Cevap: VAKİTSİZ AÇILAN KOZA APTAL PUMA SENDROMU
Pumayı bilirsiniz. Hani vahşi kedilerin uzak atalarından. Yaklaşık iki metre uzunluğundaki
benekli yırtıcı. Bir çok özelliği ile ünlüdür bu ormanların harika kedisi. Ama en çok ta hızlı ve
kıvrak koşusu ile tanınır. Avının peşine düştüğü andan itibaren giderek hızlanan ve
vücudunun tüm eklem ve kaslarını ortaya koyan hareketlerini seyretmek bir zevktir.
Bu ölüm koşusu bazen pumanın, bazen ise hayatı için koşan kurbanın zaferi ile sonuçlanır.
Peki, bir puma avının peşinden ne kadar koşar? İşte ormanların vahşi avcısını uygarlıkların
kurucusu insana örnek yapacak olan da pumanın bu özelliğidir.
Puma avının peşinden sürdürdüğü "ölüm koşusunu" her zaman avının cüssesine göre ayarlar.
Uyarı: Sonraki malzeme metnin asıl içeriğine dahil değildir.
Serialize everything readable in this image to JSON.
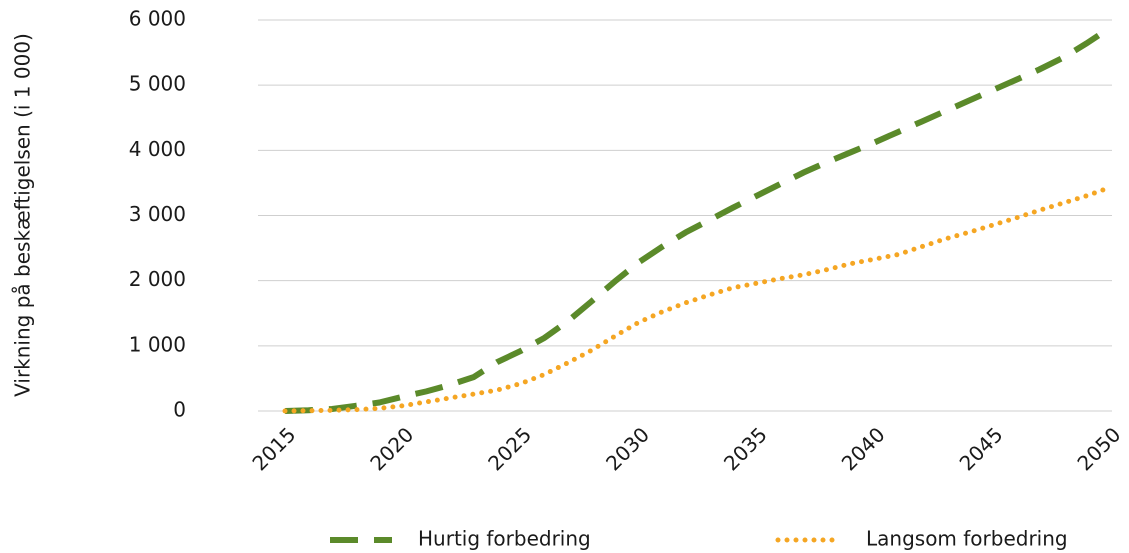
{
  "chart_data": {
    "type": "line",
    "y_label": "Virkning på beskæftigelsen (i 1 000)",
    "x": [
      2015,
      2016,
      2017,
      2018,
      2019,
      2020,
      2021,
      2022,
      2023,
      2024,
      2025,
      2026,
      2027,
      2028,
      2029,
      2030,
      2031,
      2032,
      2033,
      2034,
      2035,
      2036,
      2037,
      2038,
      2039,
      2040,
      2041,
      2042,
      2043,
      2044,
      2045,
      2046,
      2047,
      2048,
      2049,
      2050
    ],
    "series": [
      {
        "name": "Hurtig forbedring",
        "color": "#5b8a2a",
        "style": "dashed",
        "values": [
          0,
          10,
          30,
          80,
          130,
          220,
          300,
          400,
          520,
          750,
          920,
          1120,
          1380,
          1680,
          1990,
          2280,
          2520,
          2740,
          2930,
          3120,
          3300,
          3480,
          3660,
          3820,
          3970,
          4120,
          4280,
          4440,
          4600,
          4760,
          4920,
          5080,
          5240,
          5420,
          5640,
          5880
        ]
      },
      {
        "name": "Langsom forbedring",
        "color": "#f5a623",
        "style": "dotted",
        "values": [
          0,
          5,
          10,
          20,
          40,
          80,
          140,
          200,
          260,
          320,
          420,
          560,
          740,
          930,
          1150,
          1360,
          1520,
          1660,
          1780,
          1890,
          1960,
          2030,
          2090,
          2170,
          2260,
          2330,
          2400,
          2520,
          2640,
          2740,
          2850,
          2960,
          3080,
          3190,
          3300,
          3430
        ]
      }
    ],
    "xlim": [
      2015,
      2050
    ],
    "xticks": [
      2015,
      2020,
      2025,
      2030,
      2035,
      2040,
      2045,
      2050
    ],
    "ylim": [
      0,
      6000
    ],
    "yticks": [
      {
        "value": 0,
        "label": "0"
      },
      {
        "value": 1000,
        "label": "1 000"
      },
      {
        "value": 2000,
        "label": "2 000"
      },
      {
        "value": 3000,
        "label": "3 000"
      },
      {
        "value": 4000,
        "label": "4 000"
      },
      {
        "value": 5000,
        "label": "5 000"
      },
      {
        "value": 6000,
        "label": "6 000"
      }
    ],
    "grid": true
  }
}
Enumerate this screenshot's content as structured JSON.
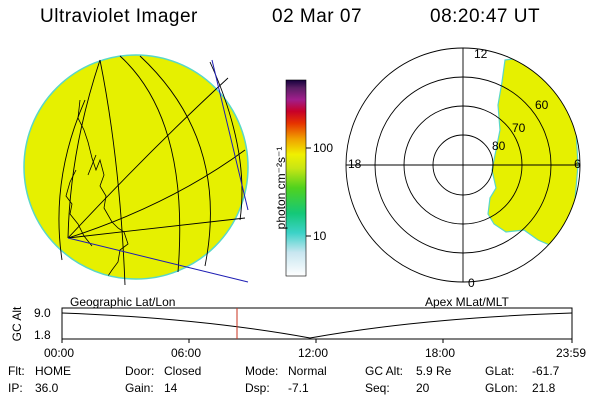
{
  "header": {
    "instrument": "Ultraviolet Imager",
    "date": "02 Mar 07",
    "time": "08:20:47 UT"
  },
  "colorbar": {
    "unit_label": "photon cm⁻²s⁻¹",
    "ticks": [
      "100",
      "10"
    ]
  },
  "polar_plot": {
    "mlt_labels": {
      "top": "12",
      "left": "18",
      "right": "6",
      "bottom": "0"
    },
    "lat_labels": [
      "60",
      "70",
      "80"
    ]
  },
  "panel_labels": {
    "left": "Geographic Lat/Lon",
    "right": "Apex MLat/MLT"
  },
  "altitude_plot": {
    "axis_label": "GC Alt",
    "y_ticks": [
      "9.0",
      "1.8"
    ],
    "x_ticks": [
      "00:00",
      "06:00",
      "12:00",
      "18:00",
      "23:59"
    ]
  },
  "info": {
    "rows": [
      [
        {
          "key": "Flt:",
          "val": "HOME"
        },
        {
          "key": "Door:",
          "val": "Closed"
        },
        {
          "key": "Mode:",
          "val": "Normal"
        },
        {
          "key": "GC Alt:",
          "val": "5.9 Re"
        },
        {
          "key": "GLat:",
          "val": "-61.7"
        }
      ],
      [
        {
          "key": "IP:",
          "val": "36.0"
        },
        {
          "key": "Gain:",
          "val": "14"
        },
        {
          "key": "Dsp:",
          "val": "-7.1"
        },
        {
          "key": "Seq:",
          "val": "20"
        },
        {
          "key": "GLon:",
          "val": "21.8"
        }
      ]
    ]
  },
  "colors": {
    "image_fill": "#e6f000",
    "image_edge": "#59d7c8",
    "marker": "#c8321e",
    "overlay_line": "#1e1eb4"
  }
}
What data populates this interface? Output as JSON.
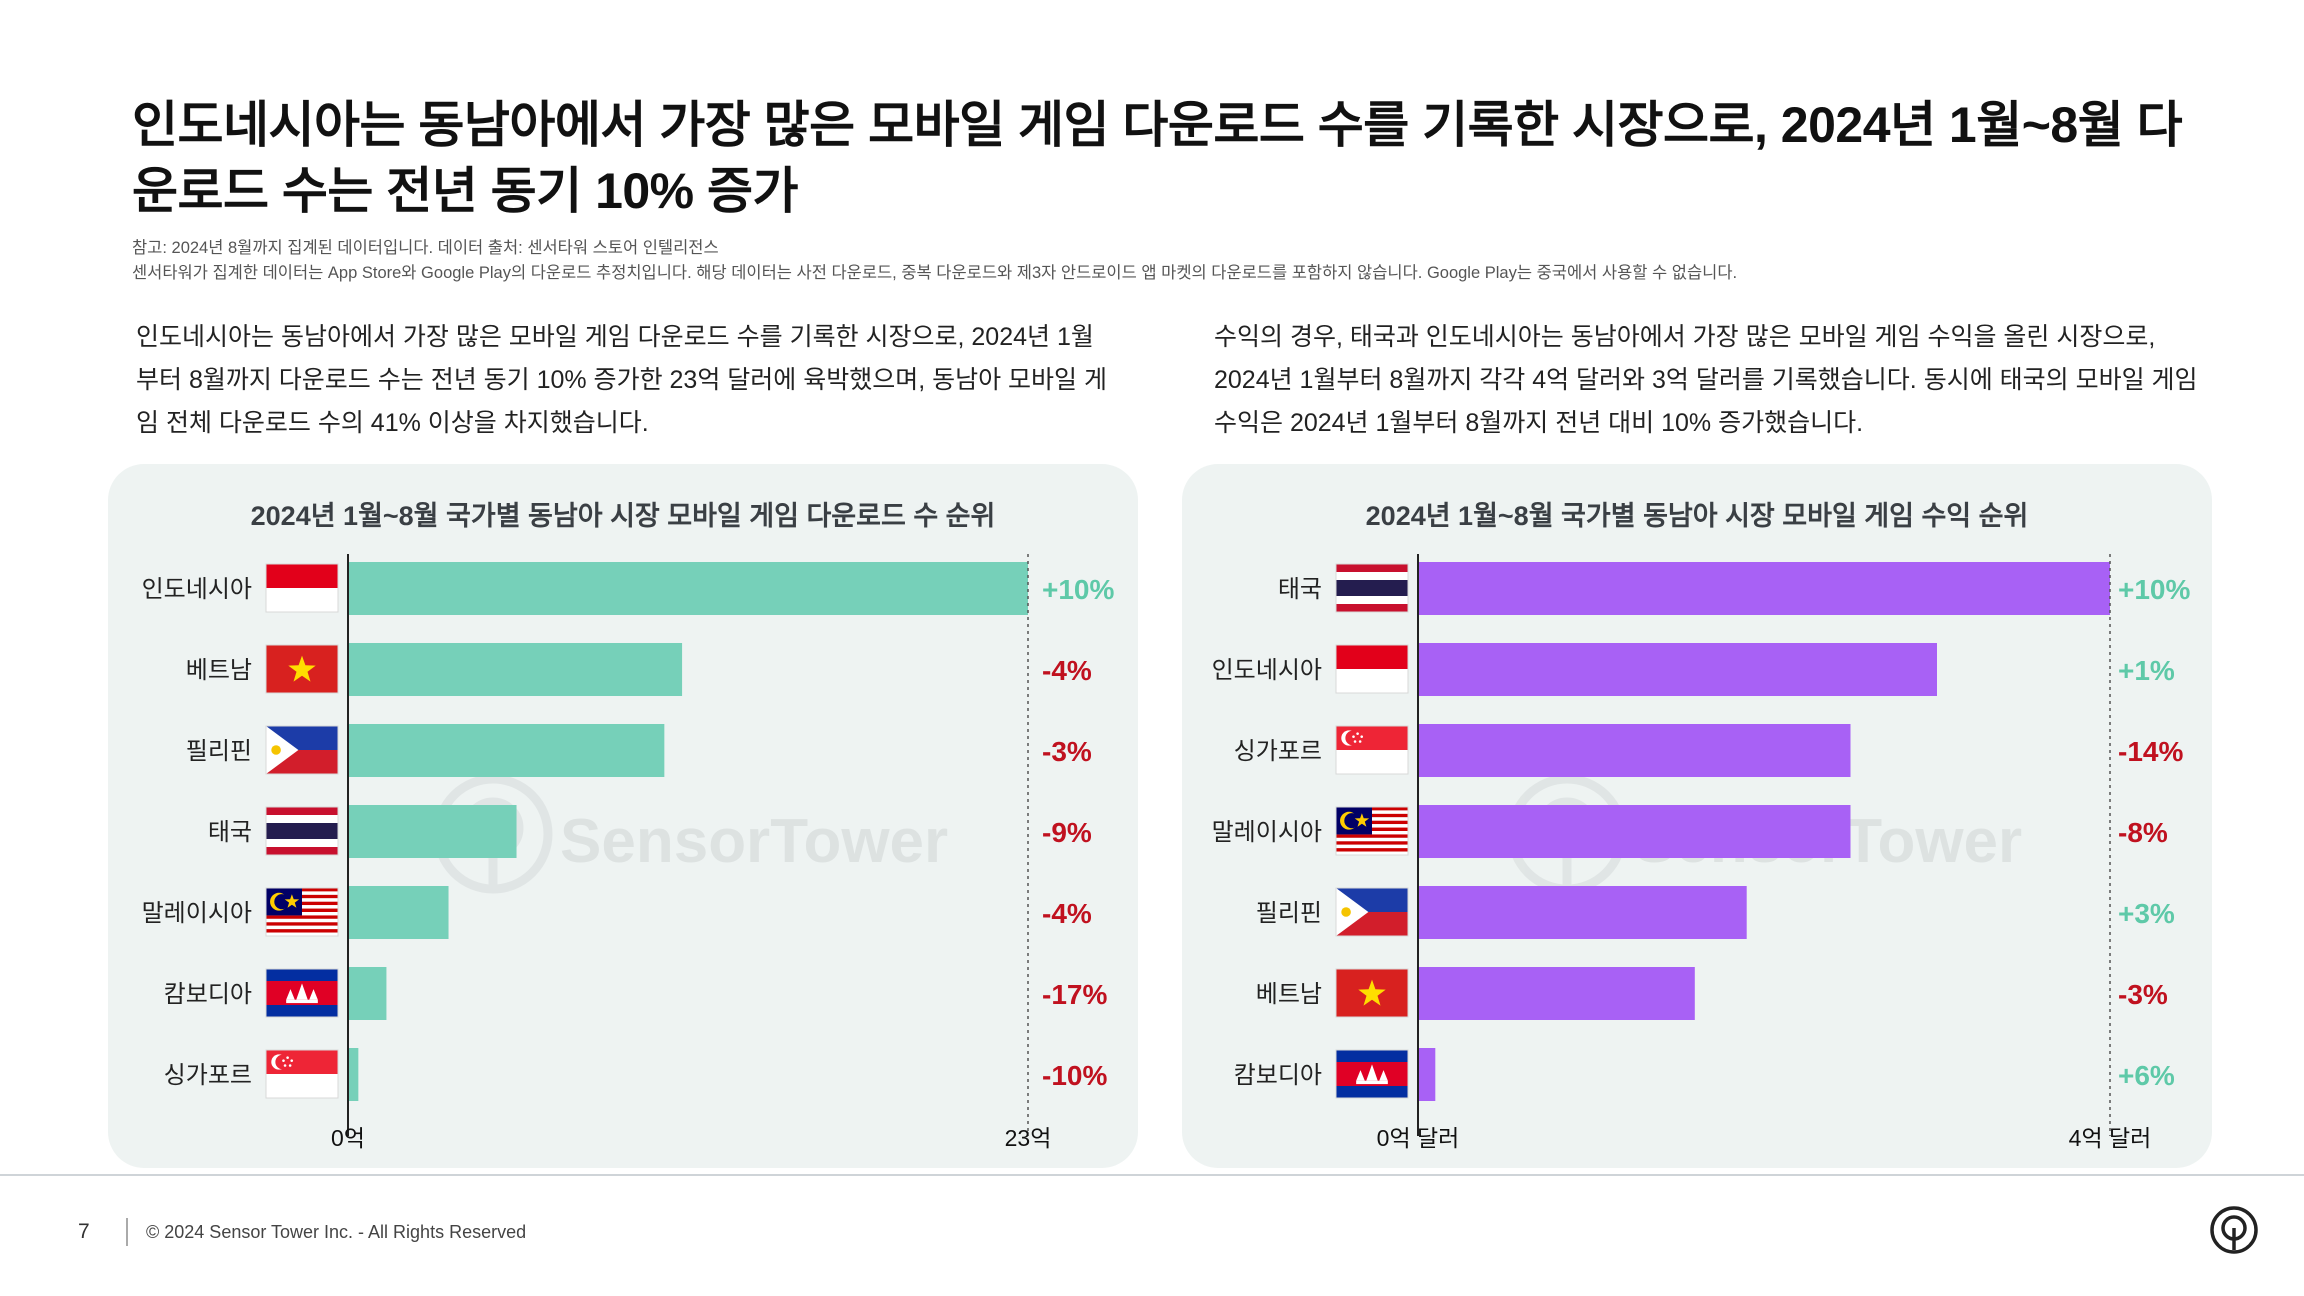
{
  "title": "인도네시아는 동남아에서 가장 많은 모바일 게임 다운로드 수를 기록한 시장으로, 2024년 1월~8월 다운로드 수는 전년 동기 10% 증가",
  "notes": [
    "참고: 2024년 8월까지 집계된 데이터입니다. 데이터 출처: 센서타워 스토어 인텔리전스",
    "센서타워가 집계한 데이터는 App Store와 Google Play의 다운로드 추정치입니다. 해당 데이터는 사전 다운로드, 중복 다운로드와 제3자 안드로이드 앱 마켓의 다운로드를 포함하지 않습니다. Google Play는 중국에서 사용할 수 없습니다."
  ],
  "left_description": "인도네시아는 동남아에서 가장 많은 모바일 게임 다운로드 수를 기록한 시장으로, 2024년 1월부터 8월까지 다운로드 수는 전년 동기 10% 증가한 23억 달러에 육박했으며, 동남아 모바일 게임 전체 다운로드 수의 41% 이상을 차지했습니다.",
  "right_description": "수익의 경우, 태국과 인도네시아는 동남아에서 가장 많은 모바일 게임 수익을 올린 시장으로, 2024년 1월부터 8월까지 각각 4억 달러와 3억 달러를 기록했습니다. 동시에 태국의 모바일 게임 수익은 2024년 1월부터 8월까지 전년 대비 10% 증가했습니다.",
  "watermark": "SensorTower",
  "chart_data": [
    {
      "type": "bar",
      "orientation": "horizontal",
      "title": "2024년 1월~8월 국가별 동남아 시장 모바일 게임 다운로드 수 순위",
      "categories": [
        "인도네시아",
        "베트남",
        "필리핀",
        "태국",
        "말레이시아",
        "캄보디아",
        "싱가포르"
      ],
      "flags": [
        "indonesia",
        "vietnam",
        "philippines",
        "thailand",
        "malaysia",
        "cambodia",
        "singapore"
      ],
      "values": [
        23,
        11.3,
        10.7,
        5.7,
        3.4,
        1.3,
        0.35
      ],
      "changes": [
        "+10%",
        "-4%",
        "-3%",
        "-9%",
        "-4%",
        "-17%",
        "-10%"
      ],
      "xlim": [
        0,
        23
      ],
      "axis_labels": [
        "0억",
        "23억"
      ],
      "color": "#76d0b9"
    },
    {
      "type": "bar",
      "orientation": "horizontal",
      "title": "2024년 1월~8월 국가별 동남아 시장 모바일 게임 수익 순위",
      "categories": [
        "태국",
        "인도네시아",
        "싱가포르",
        "말레이시아",
        "필리핀",
        "베트남",
        "캄보디아"
      ],
      "flags": [
        "thailand",
        "indonesia",
        "singapore",
        "malaysia",
        "philippines",
        "vietnam",
        "cambodia"
      ],
      "values": [
        4,
        3.0,
        2.5,
        2.5,
        1.9,
        1.6,
        0.1
      ],
      "changes": [
        "+10%",
        "+1%",
        "-14%",
        "-8%",
        "+3%",
        "-3%",
        "+6%"
      ],
      "xlim": [
        0,
        4
      ],
      "axis_labels": [
        "0억 달러",
        "4억 달러"
      ],
      "color": "#a861f5"
    }
  ],
  "colors": {
    "positive": "#5ec9a8",
    "negative": "#c0111f"
  },
  "footer": {
    "page": "7",
    "copyright": "© 2024 Sensor Tower Inc. - All Rights Reserved"
  }
}
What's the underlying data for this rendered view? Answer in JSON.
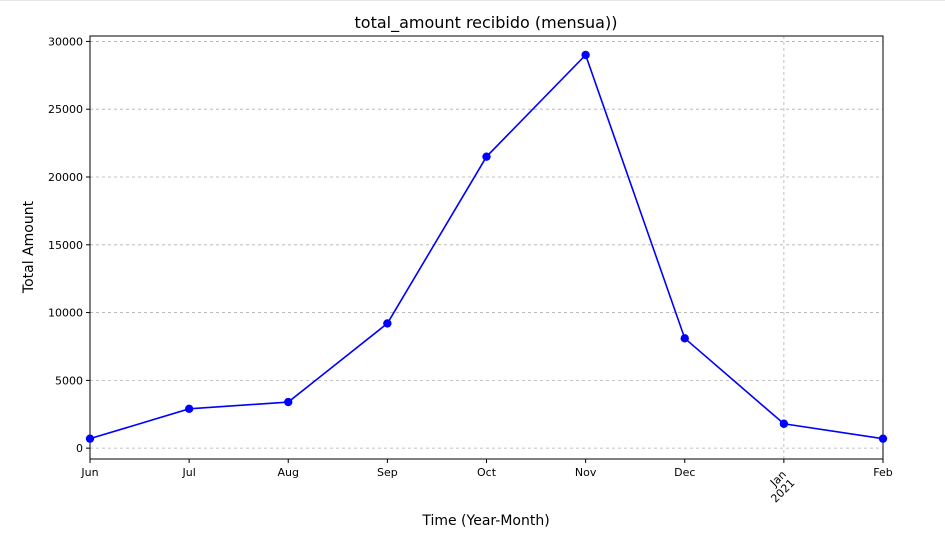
{
  "chart_data": {
    "type": "line",
    "title": "total_amount recibido (mensua))",
    "xlabel": "Time (Year-Month)",
    "ylabel": "Total Amount",
    "categories": [
      "Jun",
      "Jul",
      "Aug",
      "Sep",
      "Oct",
      "Nov",
      "Dec",
      "Jan",
      "Feb"
    ],
    "year_label": "2021",
    "series": [
      {
        "values": [
          700,
          2900,
          3400,
          9200,
          21500,
          29000,
          8100,
          1800,
          700
        ],
        "color": "#0000ff"
      }
    ],
    "yticks": [
      0,
      5000,
      10000,
      15000,
      20000,
      25000,
      30000
    ],
    "ylim": [
      -800,
      30400
    ],
    "grid": true,
    "legend": "none"
  }
}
Yani bir ceylan ele geçirmek için koştuğu süre ile bir tavşanın peşinden geçirdiği süre asla
aynı değildir. Çünkü puma akıllı bir hayvandır ve koşarken harcadığı enerji miktarı, avdan
elde edeceği potansiyel enerji miktarını aştığı anda puma koşmaktan vazgeçer. Yenilgiyi
kabul edip başka av arar. Bu nedenle ceylanın peşinden fazla, tavsanın peşinden çok daha az
koşar.
İşte "aptal puma sendromu" bunun tersini yapan insanların ruh halini ifade etmek için, yani
bir tavşanın peşinden yıllarca koşan, sonra da yakaladığı avı bir öğünde bitiren akılsızlar için
kullanılır.
Başarının sırrı pumalıktan, yani harcanan emek, ulaşılan sonuç ilişkisindeki dengeyi iyi
saptamaktan geçiyor.
Şimdi söyleyin bakalım sizin yıllardır peşinde koştuğunuz tavşan mı yoksa ceylan mı?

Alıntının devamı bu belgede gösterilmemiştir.